In the kitchen, unaware, Anna Soccorsi stood over a kettle with her arms folded, wearing nothing more than a man’s T-shirt.
* * *
Peña slept in her armchair. She woke once and heard the voices again, men whispering to the boy words she could not hear.
* * *
Arturo Lanzetti did not always live with his family. He stopped two months in Naples, sometimes less, but two months was his median stay, then he would be gone, leaving Anna with the child, or Anna alone. The period before his departure would be plagued with silences and bitter argument so that Peña could tell even before he was gone that he was going. While Lanzetti was away the phone rang late at night, and Peña became used to Anna’s thin and unpersuasive voice sounding always like a complaint. Anna sometimes wore a ring and sometimes did not, and as was common she kept her own last name so there was no clear indication of their status. For Peña the mystery of their relationship was solved at different times to a different result.
TUESDAY: DAY C
As the train drew slowly toward the station in one long curve, Mizuki, by habit, stepped up to the door and watched the reflection, phone in hand. The towers of the business district, superimposed on the glass, slipped over the long grey container park that faced the bay. On this day she remembered a story about a woman who’d lost a bracelet, and again she couldn’t remember the title: she found the lapse funny, because wasn’t this also the subject of the story? In learning a new language she was forfeiting memories, or maybe she was simply tired? For two nights now her sleep had been broken. Nothing particularly troubled her, and neither was she hankering for something — the usual causes of unrest. She simply couldn’t sleep. Both nights she’d lain awake with the notion of a river suspended above her, a current flowing through the room that would occasionally descend and engulf her (and she would sleep), then rise (and she would wake). The water looked nothing like water: black and slick and infinite as volcanic glass. The sensation was not unpleasant, but it left her unable to concentrate. A memory of the dream stuck as an insistent ache in her arms and a pressure in her chest as if she had wrestled a strong current.

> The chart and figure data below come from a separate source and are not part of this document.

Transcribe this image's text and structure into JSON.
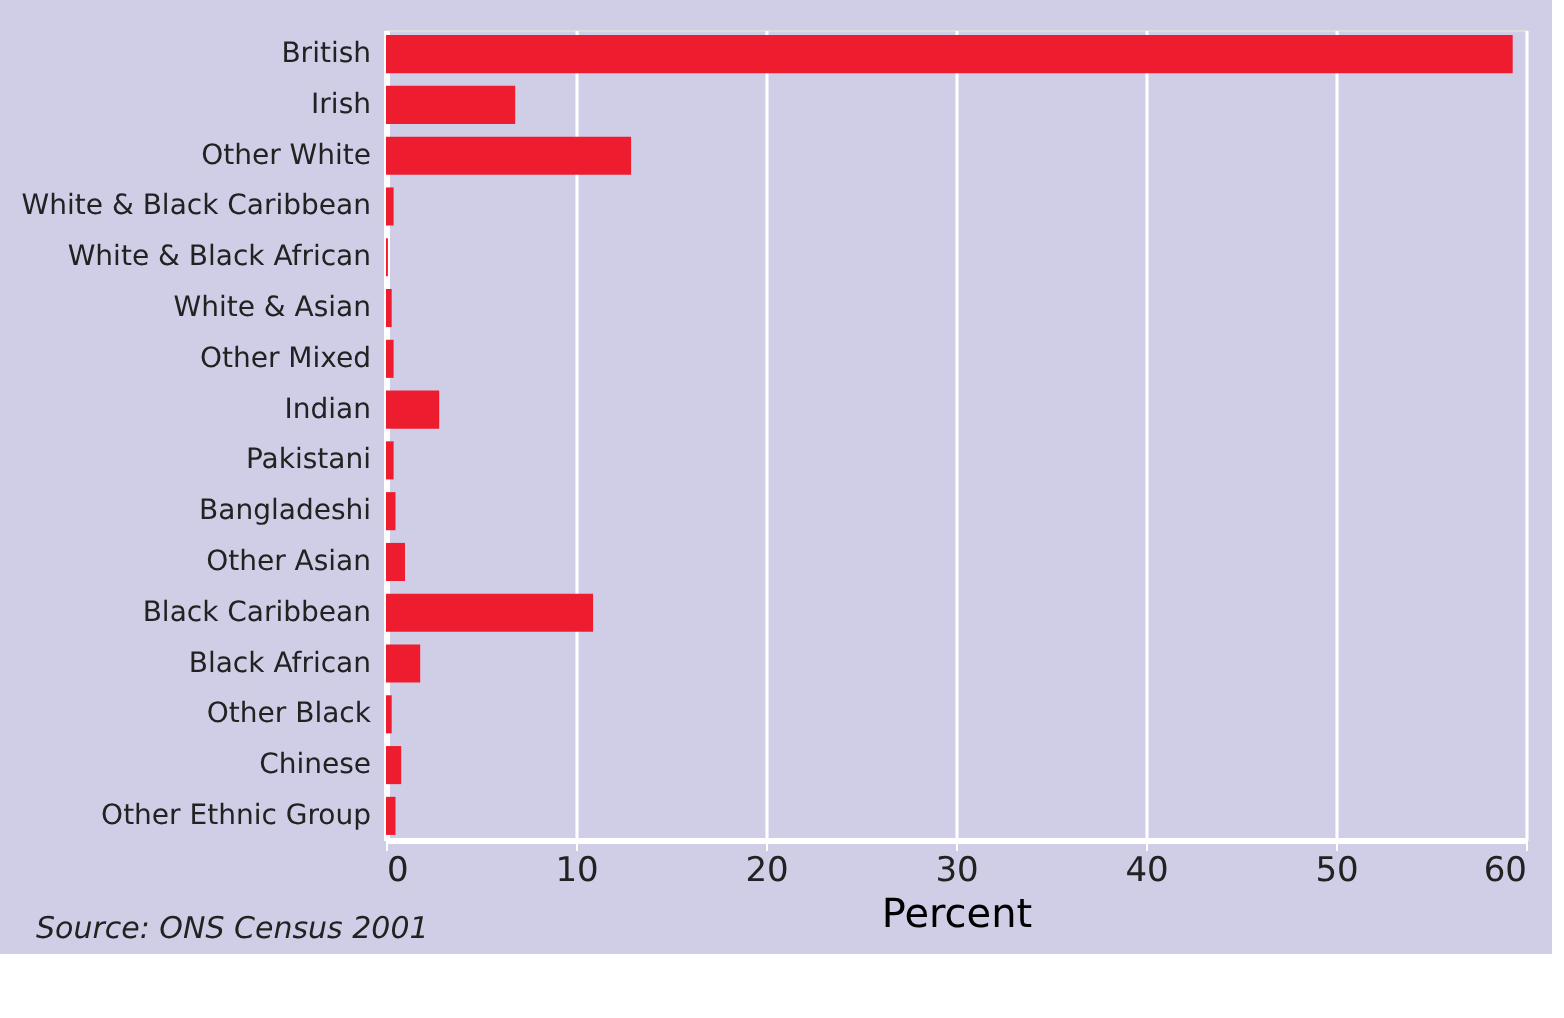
{
  "chart_data": {
    "type": "bar",
    "orientation": "horizontal",
    "xlabel": "Percent",
    "categories": [
      "British",
      "Irish",
      "Other White",
      "White & Black Caribbean",
      "White & Black African",
      "White & Asian",
      "Other Mixed",
      "Indian",
      "Pakistani",
      "Bangladeshi",
      "Other Asian",
      "Black Caribbean",
      "Black African",
      "Other Black",
      "Chinese",
      "Other Ethnic Group"
    ],
    "values": [
      59.3,
      6.8,
      12.9,
      0.4,
      0.1,
      0.3,
      0.4,
      2.8,
      0.4,
      0.5,
      1.0,
      10.9,
      1.8,
      0.3,
      0.8,
      0.5
    ],
    "color": "#ee1c2f",
    "xlim": [
      0,
      60
    ],
    "xticks": [
      0,
      10,
      20,
      30,
      40,
      50,
      60
    ],
    "grid": "x",
    "annotations": [
      "Source: ONS Census 2001"
    ]
  }
}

Mizuki did not purposefully look for the brothers, but was pleased to recognize one of them as she stepped off the train. Which brother is this, she asked herself, the older or the younger? Once again the man appeared to be waiting, a little less present than the previous day, perhaps even bored. This time he leaned back, puppet-like, with one shoulder bent to the grey pillar and his hands dug into his pocket, so that his body turned — loose-looking, something set aside. When she passed by she hoped to catch his eye and paused to make sure that this would happen: when he finally looked at her he registered nothing. This, then, was the younger brother.